KZFN
- Moscow, Idaho; United States;
- Broadcast area: Moscow-Pullman area
- Frequency: 106.1 MHz
- Branding: Z-Fun 106

Programming
- Format: Contemporary hit radio
- Affiliations: Compass Media Networks Premiere Networks

Ownership
- Owner: Inland Northwest Broadcasting

History
- First air date: August 1985

Technical information
- Licensing authority: FCC
- Facility ID: 35560
- Class: C1
- ERP: 63,000 watts
- HAAT: 281 meters (922 ft)
- Transmitter coordinates: 46°40′51″N 116°58′26″W﻿ / ﻿46.68083°N 116.97389°W

Links
- Public license information: Public file; LMS;
- Website: inlandnwbroadcasting.com/radio-products/kzfn

= KZFN =

KZFN (106.1 FM, "ZFun 106") is a radio station based in Moscow, Idaho. KZFN launched in August 1985 and serves Moscow, Pullman, Washington, and the Lewiston–Clarkston metropolitan area.

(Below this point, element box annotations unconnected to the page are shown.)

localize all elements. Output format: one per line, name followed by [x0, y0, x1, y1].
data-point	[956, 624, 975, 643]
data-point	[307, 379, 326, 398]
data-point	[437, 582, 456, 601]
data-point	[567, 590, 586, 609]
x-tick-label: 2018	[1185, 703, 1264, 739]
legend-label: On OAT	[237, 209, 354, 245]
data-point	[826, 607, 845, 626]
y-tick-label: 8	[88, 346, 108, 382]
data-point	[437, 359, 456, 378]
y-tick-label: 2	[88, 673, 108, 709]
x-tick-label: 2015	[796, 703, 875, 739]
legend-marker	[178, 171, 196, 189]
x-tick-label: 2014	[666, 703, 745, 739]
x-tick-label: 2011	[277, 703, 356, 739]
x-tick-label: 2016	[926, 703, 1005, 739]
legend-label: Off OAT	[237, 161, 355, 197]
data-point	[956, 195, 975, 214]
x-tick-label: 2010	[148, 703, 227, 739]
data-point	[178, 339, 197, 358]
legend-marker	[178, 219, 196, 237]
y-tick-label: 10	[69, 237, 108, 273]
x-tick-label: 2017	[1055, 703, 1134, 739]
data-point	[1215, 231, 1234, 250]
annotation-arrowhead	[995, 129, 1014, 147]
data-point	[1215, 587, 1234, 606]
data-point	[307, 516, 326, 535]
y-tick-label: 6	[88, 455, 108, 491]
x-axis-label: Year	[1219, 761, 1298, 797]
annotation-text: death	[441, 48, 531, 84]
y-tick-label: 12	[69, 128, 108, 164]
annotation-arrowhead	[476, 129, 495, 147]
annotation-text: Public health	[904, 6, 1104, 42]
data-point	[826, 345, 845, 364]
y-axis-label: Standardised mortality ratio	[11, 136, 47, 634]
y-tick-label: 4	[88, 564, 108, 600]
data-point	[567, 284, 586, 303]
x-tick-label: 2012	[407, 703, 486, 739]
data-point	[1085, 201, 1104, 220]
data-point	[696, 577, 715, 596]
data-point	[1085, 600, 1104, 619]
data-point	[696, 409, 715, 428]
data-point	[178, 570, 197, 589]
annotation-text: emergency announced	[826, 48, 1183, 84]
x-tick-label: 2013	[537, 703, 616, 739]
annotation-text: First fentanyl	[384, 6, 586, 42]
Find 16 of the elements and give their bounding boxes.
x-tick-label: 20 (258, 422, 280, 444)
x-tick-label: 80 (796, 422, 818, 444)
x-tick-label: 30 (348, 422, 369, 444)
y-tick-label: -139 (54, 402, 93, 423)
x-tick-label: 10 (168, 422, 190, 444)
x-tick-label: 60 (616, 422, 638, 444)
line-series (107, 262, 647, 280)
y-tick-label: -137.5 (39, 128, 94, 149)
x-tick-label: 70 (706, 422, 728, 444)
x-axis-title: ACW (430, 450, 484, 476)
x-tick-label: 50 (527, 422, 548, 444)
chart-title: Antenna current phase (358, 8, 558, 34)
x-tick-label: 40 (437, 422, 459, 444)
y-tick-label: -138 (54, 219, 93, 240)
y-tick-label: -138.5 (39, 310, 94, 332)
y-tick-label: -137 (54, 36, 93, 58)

The transmitter and tower, located on Paradise Ridge (just south of Moscow), provides coverage to the north, west, and south. It has an effective radiated power of 63,000 watts and covers the Palouse listening area, centered in Moscow and nearby Pullman, Washington. To the east, the broadcast signal is limited by the Bitterroot mountain range. Until early 2008, KZFN was also carried on K237DP-FM 95.3 FM, a 34-watt broadcast translator in the "Tri-Cities" of Richland, Pasco, and Kennewick. The simulcast of the station ended due to the sale of the translator.